Contrary to shopping by themselves, many of the millennials as well as the older generations are prone to buying through social recommendations. About 84% of the online purchasers consult social media sites for recommendations before they make a purchase online [1]. Also customers like us count reviews as a mandatory aspect of product decision, if you’re wondering how many of us – then it’s 55% of us actually look for reviews [2].

Why then do online stores do such a poor job of recommending products? The challenge of today’s retailers, as we’ve come to believe are, they are trying to make sense of an entire personality of a customer, their likes, dislikes, potential wants from the contextual transactions relevant to them. The challenge with personalization also lays in the fact that there’s no single repository of all customer information. Retailers identify customers, contextually to their business and have only a slice of the personal self. This contextual slicing of personal data is what causes all the chaos and disharmony.

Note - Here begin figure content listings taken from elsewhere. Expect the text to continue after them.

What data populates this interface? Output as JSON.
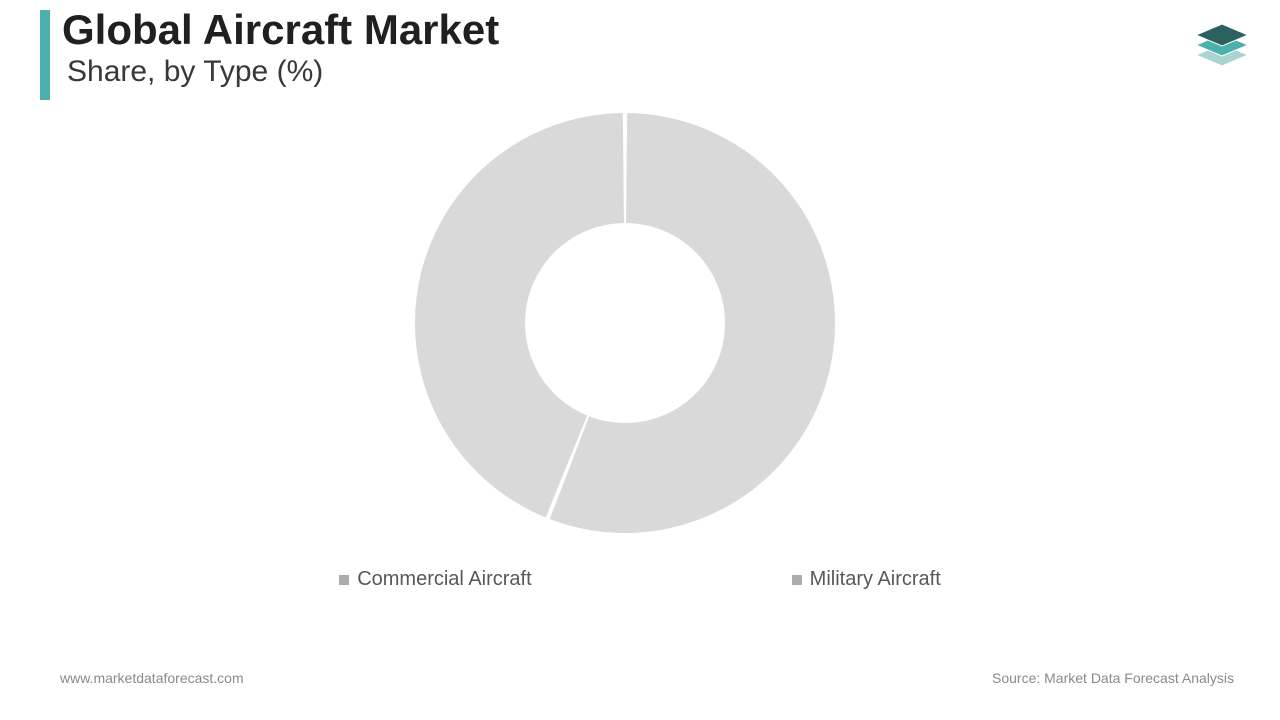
{
  "header": {
    "title": "Global Aircraft Market",
    "subtitle": "Share, by Type (%)",
    "bar_color": "#4eb0ac",
    "title_color": "#202020",
    "subtitle_color": "#383838",
    "title_fontsize": 42,
    "subtitle_fontsize": 30
  },
  "logo": {
    "top_color": "#2d6160",
    "middle_color": "#4eb0ac",
    "bottom_color": "#a9d4d2"
  },
  "chart": {
    "type": "donut",
    "outer_radius": 210,
    "inner_radius": 100,
    "slice_gap_deg": 1.2,
    "background_color": "#ffffff",
    "slice_color": "#d9d9d9",
    "slices": [
      {
        "label": "Commercial Aircraft",
        "value": 56
      },
      {
        "label": "Military Aircraft",
        "value": 44
      }
    ]
  },
  "legend": {
    "bullet_color": "#acacac",
    "text_color": "#585858",
    "fontsize": 20
  },
  "footer": {
    "left": "www.marketdataforecast.com",
    "right": "Source: Market Data Forecast Analysis",
    "color": "#8a8a8a",
    "fontsize": 14
  }
}
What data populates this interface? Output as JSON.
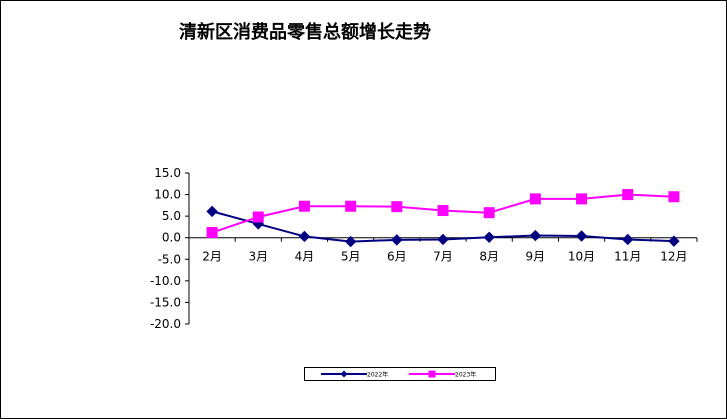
{
  "chart_data": {
    "type": "line",
    "title": "清新区消费品零售总额增长走势",
    "xlabel": "",
    "ylabel": "",
    "categories": [
      "2月",
      "3月",
      "4月",
      "5月",
      "6月",
      "7月",
      "8月",
      "9月",
      "10月",
      "11月",
      "12月"
    ],
    "ylim": [
      -20.0,
      15.0
    ],
    "yticks": [
      "15.0",
      "10.0",
      "5.0",
      "0.0",
      "-5.0",
      "-10.0",
      "-15.0",
      "-20.0"
    ],
    "ytick_values": [
      15,
      10,
      5,
      0,
      -5,
      -10,
      -15,
      -20
    ],
    "grid": false,
    "legend_position": "bottom",
    "series": [
      {
        "name": "2022年",
        "color": "#000080",
        "marker": "diamond",
        "values": [
          6.1,
          3.2,
          0.3,
          -0.9,
          -0.5,
          -0.4,
          0.1,
          0.5,
          0.4,
          -0.4,
          -0.8
        ]
      },
      {
        "name": "2023年",
        "color": "#FF00FF",
        "marker": "square",
        "values": [
          1.2,
          4.8,
          7.3,
          7.3,
          7.2,
          6.3,
          5.8,
          9.0,
          9.0,
          10.0,
          9.5
        ]
      }
    ]
  }
}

While the digital mediums for customers keep expanding, the information and access to those contextually rich data sources are under the walled garden of these platforms and are accessible through digital advertising. So acquiring multiple data sources, understanding the customer in a much more fuller manner is key to recommending the right products to them. With multiplicity of devices, platforms and IOT we believe building a recommendations platform is a much bigger challenge than suggesting products online. It’s actually the problem of personalizing life, in general, and providing a personable and personal information through all walks of customer life.

We believe the problem still remains unsolved and it’s our goal to solve this problem.